Но подруги не поддержали такой «инициативы». Кто-то из девчонок отвернулись, кто-то поморщились. Только Лиза как-то напряглась, часто переводя взгляд то на Веронику, то на пылающие угли. Казалось, она готова в ту же секунду броситься и врезать Веронике, схватить её, засунуть мордой в мангал. Но тут же глубоко вздохнув, подняла на неё глаза.

— Если тебе не сложно, принеси пожалуйста достархан. Ну, скатерть, из моего пакета. Там увидишь свёрток.

— Я всё равно сейчас за пивом, так что захвачу, — обернулась готовая уже идти Марина.

— Значит ты будешь нашим достарханджи! — сказала со смехом Лиза.

— Достарханджи? Что это такое?

— Расстилатель достархана, скатерти. У шахов, халифов был такой специальный придворный, вельможа.
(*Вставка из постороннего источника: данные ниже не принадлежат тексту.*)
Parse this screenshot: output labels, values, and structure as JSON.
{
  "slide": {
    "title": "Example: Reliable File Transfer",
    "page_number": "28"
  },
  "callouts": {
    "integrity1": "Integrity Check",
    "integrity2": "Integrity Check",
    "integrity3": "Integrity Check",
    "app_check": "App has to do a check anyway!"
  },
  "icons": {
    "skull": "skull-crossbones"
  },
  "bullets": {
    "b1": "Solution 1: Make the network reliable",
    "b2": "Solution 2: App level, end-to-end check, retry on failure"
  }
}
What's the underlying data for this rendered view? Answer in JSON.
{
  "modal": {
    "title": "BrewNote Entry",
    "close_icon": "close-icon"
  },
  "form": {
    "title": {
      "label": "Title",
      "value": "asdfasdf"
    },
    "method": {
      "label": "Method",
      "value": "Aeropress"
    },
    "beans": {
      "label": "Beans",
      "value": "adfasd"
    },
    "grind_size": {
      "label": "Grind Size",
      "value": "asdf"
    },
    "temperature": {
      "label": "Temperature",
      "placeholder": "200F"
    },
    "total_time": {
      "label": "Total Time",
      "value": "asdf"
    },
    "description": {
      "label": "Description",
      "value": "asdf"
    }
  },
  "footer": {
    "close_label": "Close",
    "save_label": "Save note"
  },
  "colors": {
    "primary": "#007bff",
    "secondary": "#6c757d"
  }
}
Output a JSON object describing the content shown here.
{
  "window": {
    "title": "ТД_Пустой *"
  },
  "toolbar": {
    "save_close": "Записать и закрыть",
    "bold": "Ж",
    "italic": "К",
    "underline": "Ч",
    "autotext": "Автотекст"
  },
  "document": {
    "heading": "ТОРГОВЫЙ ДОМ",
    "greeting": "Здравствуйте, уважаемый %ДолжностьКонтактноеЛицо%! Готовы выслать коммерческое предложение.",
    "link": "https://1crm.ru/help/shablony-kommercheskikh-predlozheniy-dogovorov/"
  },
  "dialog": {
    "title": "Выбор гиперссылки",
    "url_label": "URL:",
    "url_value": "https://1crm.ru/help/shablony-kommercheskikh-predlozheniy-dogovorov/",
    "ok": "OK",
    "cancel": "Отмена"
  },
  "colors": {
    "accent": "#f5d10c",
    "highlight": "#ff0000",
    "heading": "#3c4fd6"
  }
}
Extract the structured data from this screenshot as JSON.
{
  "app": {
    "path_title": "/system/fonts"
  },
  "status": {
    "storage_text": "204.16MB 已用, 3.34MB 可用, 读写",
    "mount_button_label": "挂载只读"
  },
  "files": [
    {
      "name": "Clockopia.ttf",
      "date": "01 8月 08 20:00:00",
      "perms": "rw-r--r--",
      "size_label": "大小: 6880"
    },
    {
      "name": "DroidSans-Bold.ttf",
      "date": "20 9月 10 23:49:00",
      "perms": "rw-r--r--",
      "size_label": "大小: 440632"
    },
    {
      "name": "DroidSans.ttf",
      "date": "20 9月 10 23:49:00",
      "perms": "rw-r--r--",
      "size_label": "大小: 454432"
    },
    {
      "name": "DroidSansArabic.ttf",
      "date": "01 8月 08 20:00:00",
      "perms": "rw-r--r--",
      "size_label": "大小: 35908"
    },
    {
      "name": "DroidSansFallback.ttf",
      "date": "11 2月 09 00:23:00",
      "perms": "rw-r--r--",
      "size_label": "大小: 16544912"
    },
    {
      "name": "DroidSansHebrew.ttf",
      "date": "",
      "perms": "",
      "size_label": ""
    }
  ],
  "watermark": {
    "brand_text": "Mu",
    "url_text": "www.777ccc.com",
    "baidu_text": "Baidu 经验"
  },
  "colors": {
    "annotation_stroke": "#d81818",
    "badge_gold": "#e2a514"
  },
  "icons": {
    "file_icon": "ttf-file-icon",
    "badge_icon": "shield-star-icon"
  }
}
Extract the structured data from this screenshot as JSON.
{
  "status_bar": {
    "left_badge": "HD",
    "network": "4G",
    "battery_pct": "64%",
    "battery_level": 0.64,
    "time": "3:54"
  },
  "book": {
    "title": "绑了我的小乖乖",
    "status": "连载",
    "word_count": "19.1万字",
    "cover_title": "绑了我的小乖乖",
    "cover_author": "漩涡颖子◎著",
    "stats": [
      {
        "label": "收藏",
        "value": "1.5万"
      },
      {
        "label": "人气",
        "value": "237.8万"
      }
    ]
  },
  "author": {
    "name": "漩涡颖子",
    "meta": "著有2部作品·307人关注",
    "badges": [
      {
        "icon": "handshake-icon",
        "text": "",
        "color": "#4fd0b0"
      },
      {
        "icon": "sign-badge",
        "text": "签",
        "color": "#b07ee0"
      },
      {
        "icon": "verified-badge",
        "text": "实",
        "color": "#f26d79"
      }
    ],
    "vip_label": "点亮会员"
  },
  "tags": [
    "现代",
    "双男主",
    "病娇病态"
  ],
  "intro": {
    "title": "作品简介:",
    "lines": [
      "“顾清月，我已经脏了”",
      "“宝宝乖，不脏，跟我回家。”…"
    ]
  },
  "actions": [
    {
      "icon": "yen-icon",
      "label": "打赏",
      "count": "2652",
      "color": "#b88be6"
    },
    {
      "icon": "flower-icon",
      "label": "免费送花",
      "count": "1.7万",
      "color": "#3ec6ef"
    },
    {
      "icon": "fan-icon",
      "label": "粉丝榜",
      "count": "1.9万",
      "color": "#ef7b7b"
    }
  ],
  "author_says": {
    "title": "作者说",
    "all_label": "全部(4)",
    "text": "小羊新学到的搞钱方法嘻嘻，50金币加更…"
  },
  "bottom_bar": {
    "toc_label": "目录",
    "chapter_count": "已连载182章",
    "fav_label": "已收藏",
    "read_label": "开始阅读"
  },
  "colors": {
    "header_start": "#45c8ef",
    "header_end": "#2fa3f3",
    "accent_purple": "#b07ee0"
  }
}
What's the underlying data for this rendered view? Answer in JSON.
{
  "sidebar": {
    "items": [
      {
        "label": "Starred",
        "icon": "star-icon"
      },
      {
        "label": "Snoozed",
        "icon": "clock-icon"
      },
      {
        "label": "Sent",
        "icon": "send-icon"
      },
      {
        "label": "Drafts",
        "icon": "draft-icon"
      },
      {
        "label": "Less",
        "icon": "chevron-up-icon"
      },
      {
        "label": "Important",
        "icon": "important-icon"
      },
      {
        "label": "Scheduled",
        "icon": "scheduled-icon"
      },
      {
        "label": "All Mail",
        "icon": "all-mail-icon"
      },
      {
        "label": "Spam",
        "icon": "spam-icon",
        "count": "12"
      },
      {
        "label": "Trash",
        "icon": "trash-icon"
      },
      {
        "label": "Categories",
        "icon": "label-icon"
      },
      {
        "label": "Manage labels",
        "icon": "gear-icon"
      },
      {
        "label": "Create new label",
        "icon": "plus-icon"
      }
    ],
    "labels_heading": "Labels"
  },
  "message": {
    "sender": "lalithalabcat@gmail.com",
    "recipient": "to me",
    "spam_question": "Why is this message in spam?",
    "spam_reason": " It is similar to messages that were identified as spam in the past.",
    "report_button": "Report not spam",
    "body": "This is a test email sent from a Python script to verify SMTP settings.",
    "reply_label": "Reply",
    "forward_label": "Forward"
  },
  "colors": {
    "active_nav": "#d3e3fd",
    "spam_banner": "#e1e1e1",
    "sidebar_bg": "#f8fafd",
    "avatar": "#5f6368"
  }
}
Хранитель и расстилатель достархана. Обязан был оберегать скатерть правителя, чтобы его враги не смогли б обрызгать её ядом. Расстелив достархан, он должен был на глазах у владыки провести по нему ладонью, и потом облизать её.

— Ого! Надеюсь, мне не понадобится совершать сейчас этот ритуал? — Марина со смехом отправилась к лестнице.

— Да! — вдруг, как споткнувшись, резко остановилась Лера. — Сейчас надо будет принести углетушилку, совок, освободить мангал от углей, и отнести это всё поближе к компостным ящикам. Или унести весь мангал туда, и там пересыпать угли. Ника, займи делом эту косорукую размазню, а то он что-то чересчур разнюнился и раскис, наверняка от великого безделья, вот-вот весь сойдёт в слёзы и утечёт в песок!

— Надо было сказать Марине… Жаль, я не подумала и унесла плётку обратно в дом! Сейчас сбегаю за погонялкой! — она умчалась по лестнице.

Лиза отозвала Леру в сторонку.

— Я не хочу устраивать скандалов, да ещё в присутствии раба, которому нельзя подавать никаких надежд, и тем более в таком виде, словно за него заступаются. Но мне это самой отвратительно слушать… Одним словом, намекни Веронике, чтобы она прекратила говорить такие гадости, вроде посажения кого-то живьём на огонь, и всё такое прочее, совершенно немыслимое, из практики древних палачей или гестапо. Меня тошнит от этих мерзостей! Не дай бог сорвусь, и так ей врублю, что она не один раз перекувырнётся пока будет лететь! Потом зубов не соберёт!

— Ну что ты, не надо! Не надо здесь побоищ между нами! Конечно я скажу ей, чтобы не распускала язык! Как говорится, «молчи, может и за умную сойдёшь». Да, примерно так и скажу:

— Так и нужно. У неё явное психическое расстройство, ну или хотя бы отклонение. А услышь такие речи любой психиатр, она б тут же, не прошло бы и часу, очутилась бы у ликарни, под замком. Как представляющая опасность для окружающих. Можешь ей и это добавить.

— Ну да, тоже…

— Даже если она лишь выкорячивается и обезьянствует, это уже говорит о её скрытых внутренних наклонностях, да и ещё раз повторюсь, противно слушать! Нормальный человек не станет даже просто болтать подобного!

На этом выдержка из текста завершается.